Cud w Gorzowie? Na Zawarciu nagle przybyły 2 tys. mkw. powierzchni!
Niby prace jeszcze trwają, niby pan Ryszard jeszcze porządkuje teren, ale już widać, że wyburzenie muru zmieniło ul. Kolejową.
Najpierw to trzeba wyjaśnić gdzie jest Kolejowa: to ulica na Zawarciu, która łączy ul. Przemysłową z Wawrzyniaka. Znajduje się w połowie drogi między Nova Park a II LO.
Ma dokładnie 200 metrów. Jest wąska, a wzdłuż całej jej długości już od poniemieckich czasów ciągnie się mur, odgradzający ulicę od fabrycznych terenów.
2 tys. metrów
To znaczy: ciągnął się, bo na zlecenie miasta właśnie go wyburzono. Wczoraj pan Ryszard z firmy porządkowej ogarniał teren: grabił, sprzątał, wyrównywał. No i szczerze się dziwił - tak jak i reporter „GL” - jaki to kawał przestrzeni przybył po zniknięciu płotu.

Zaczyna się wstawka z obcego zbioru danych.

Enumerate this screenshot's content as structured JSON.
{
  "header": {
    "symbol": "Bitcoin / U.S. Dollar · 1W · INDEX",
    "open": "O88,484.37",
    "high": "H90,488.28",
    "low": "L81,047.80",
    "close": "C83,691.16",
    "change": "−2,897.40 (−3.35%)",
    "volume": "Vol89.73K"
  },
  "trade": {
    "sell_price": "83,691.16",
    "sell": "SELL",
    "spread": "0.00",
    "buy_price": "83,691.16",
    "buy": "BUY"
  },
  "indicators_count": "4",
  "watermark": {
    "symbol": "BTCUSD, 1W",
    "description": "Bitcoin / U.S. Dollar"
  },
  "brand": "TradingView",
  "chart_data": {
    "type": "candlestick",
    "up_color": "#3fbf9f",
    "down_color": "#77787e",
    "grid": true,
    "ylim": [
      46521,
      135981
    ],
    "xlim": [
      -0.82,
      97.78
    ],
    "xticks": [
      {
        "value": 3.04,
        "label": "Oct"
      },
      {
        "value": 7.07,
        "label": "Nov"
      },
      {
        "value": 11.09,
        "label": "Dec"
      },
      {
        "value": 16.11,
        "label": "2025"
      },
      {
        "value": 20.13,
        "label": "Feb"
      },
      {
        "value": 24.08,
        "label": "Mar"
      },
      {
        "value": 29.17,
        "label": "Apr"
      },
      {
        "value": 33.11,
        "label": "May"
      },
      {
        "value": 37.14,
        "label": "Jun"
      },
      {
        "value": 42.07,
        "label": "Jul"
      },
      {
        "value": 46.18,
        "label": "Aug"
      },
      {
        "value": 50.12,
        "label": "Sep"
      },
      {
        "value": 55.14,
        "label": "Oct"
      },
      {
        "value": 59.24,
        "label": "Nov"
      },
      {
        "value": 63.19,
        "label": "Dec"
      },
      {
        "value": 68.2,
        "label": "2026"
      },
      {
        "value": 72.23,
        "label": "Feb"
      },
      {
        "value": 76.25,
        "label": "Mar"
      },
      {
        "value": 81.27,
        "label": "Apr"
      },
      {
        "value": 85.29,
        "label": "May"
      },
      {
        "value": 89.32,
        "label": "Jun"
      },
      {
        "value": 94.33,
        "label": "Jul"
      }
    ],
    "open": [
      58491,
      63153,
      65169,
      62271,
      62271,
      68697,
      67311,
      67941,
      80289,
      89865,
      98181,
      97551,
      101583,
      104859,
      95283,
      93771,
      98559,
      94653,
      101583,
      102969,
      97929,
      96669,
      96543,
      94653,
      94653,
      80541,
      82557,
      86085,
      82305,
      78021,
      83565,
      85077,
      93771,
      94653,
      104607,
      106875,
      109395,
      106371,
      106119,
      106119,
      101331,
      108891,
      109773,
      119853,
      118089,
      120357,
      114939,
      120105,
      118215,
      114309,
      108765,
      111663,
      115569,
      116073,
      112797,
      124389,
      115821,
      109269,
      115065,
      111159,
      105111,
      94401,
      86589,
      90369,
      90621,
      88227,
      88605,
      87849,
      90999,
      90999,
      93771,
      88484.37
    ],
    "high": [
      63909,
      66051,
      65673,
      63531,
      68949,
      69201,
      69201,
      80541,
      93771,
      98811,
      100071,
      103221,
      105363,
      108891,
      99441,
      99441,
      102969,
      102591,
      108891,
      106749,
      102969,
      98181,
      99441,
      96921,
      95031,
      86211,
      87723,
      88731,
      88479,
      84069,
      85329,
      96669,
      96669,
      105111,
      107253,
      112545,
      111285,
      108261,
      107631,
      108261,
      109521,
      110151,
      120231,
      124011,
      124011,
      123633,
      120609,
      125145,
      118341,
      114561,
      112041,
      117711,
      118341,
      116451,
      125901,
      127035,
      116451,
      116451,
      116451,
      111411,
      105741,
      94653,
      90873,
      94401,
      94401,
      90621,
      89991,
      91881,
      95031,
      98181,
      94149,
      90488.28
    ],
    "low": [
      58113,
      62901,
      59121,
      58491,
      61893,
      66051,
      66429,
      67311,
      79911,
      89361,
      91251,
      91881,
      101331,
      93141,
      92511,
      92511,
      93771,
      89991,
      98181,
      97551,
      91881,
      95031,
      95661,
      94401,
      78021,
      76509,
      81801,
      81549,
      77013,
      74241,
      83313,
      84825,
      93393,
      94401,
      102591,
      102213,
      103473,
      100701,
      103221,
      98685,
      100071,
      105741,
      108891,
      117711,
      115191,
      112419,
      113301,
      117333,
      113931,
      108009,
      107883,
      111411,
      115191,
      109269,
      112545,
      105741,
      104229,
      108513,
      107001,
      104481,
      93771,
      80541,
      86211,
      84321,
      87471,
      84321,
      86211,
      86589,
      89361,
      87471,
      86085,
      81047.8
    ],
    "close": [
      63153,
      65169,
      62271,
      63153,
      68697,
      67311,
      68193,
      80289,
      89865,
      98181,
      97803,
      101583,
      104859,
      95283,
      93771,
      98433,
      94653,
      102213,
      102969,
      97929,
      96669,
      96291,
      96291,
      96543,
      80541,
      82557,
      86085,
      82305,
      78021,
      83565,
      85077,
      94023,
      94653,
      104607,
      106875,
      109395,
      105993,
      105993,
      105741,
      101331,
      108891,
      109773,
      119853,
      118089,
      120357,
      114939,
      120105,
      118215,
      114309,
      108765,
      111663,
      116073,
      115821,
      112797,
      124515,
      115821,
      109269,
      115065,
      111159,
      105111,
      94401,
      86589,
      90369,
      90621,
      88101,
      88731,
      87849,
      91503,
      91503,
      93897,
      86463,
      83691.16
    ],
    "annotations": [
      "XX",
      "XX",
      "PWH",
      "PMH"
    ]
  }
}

Bo za murem był spory pas zieleni. I dopiero potem ogrodzenie fabryki. Na oko szerokość tego pasa to 10 metrów. Długość - jak pisaliśmy wyżej - około 200 m. Czyli nagle pojawiło się znikąd... 2 tys. mkw. ziemi! I teraz pojawił się nowy „problem” - bo to miły ból głowy - jak to wszystko zagospodarować?
O tym, co będzie w miejscu muru, zdecydować mają sami mieszkańcy
Pani Karolina (spotykamy ją z wózkiem - spacerówką) chciała by plac zabaw. Kierowca srebrnego opla Paweł Tarzewski (parkuje na chwilę nieopodal wjazdu w Kolejową) mówi: - Nie mieszkam tu, ale na moje, to potrzebny jest parking. Proszę zobaczyć: samochody stają równolegle, przez to ledwie można się minąć.
Czas na rozmowy
Za to Henryka Imańska (mieszka tu od lat 70., i na dodatek przy Kolejowej pracuje w sklepie) godzi te opinie i mówi: - Może zagospodarować to miejsce i pod parking, i pod jakiś teren zielony, z ławkami, piaskownicą, huśtawką? Żeby dzieci z Kolejowej miały się gdzie bezpiecznie bawić? Bardzo brakuje nam tutaj takiego miejsca.
Jarosław Fol, kierownik ADM-u nr 2, który administruje kamienicami w tym rejonie, odpowiada: - Teren będzie miał taką funkcję, jaką wskażą mieszkańcy. Spotkania z nimi zaczniemy jeszcze w tym tygodniu. Gdy poznamy wszystkie pomysły i oczekiwania, wypracujemy konkretną propozycję.
A sam mur? Jakim cudem stał tyle lat, blokując taki ładny kawał ziemi? H. Imańska wyjaśnia, że stawały za nim pociągi jadące do Zrembu i Ursusa (widać jeszcze fragment torowiska odchodzącego od pobliskiej trasy kolejowej). - A potem stał, bo stał. Dobrze, że w końcu go wyburzono!
Przypomnijmy: na likwidację czekają w mieście jeszcze inne mury. Pierwszy, mniejszy - przy ul. Łokietka - grodzi dostęp do szkoły muzycznej, jednak jest zniszczony i ledwie stoi. Na razie jednak stać będzie (nie ma innego sposobu na wydzielenie terenu szkoły, poza tym mur jakiś czas temu przyozdobiono muralem).
Na pewno zniknie za to najbardziej szpetny płot w mieście - ten wzdłuż ul. Warszawskiej, który odgradza od ulicy poszpitalny park. Zostanie on jednak (płot, nie park, oczywiście) zrównany z ziemią dopiero wtedy, gdy na poszpitalnych terenach powstanie Centrum Edukacji Zawodowej. A to stanie się nie szybciej niż za 3-4 lata.
Można? Można!
Rozbiórka muru przy ul. Kolejowej to druga taka akcja urzędników: w zeszłym roku zlikwidowane zostały barierki wzdłuż torowiska na deptaku przy ul. Chrobrego.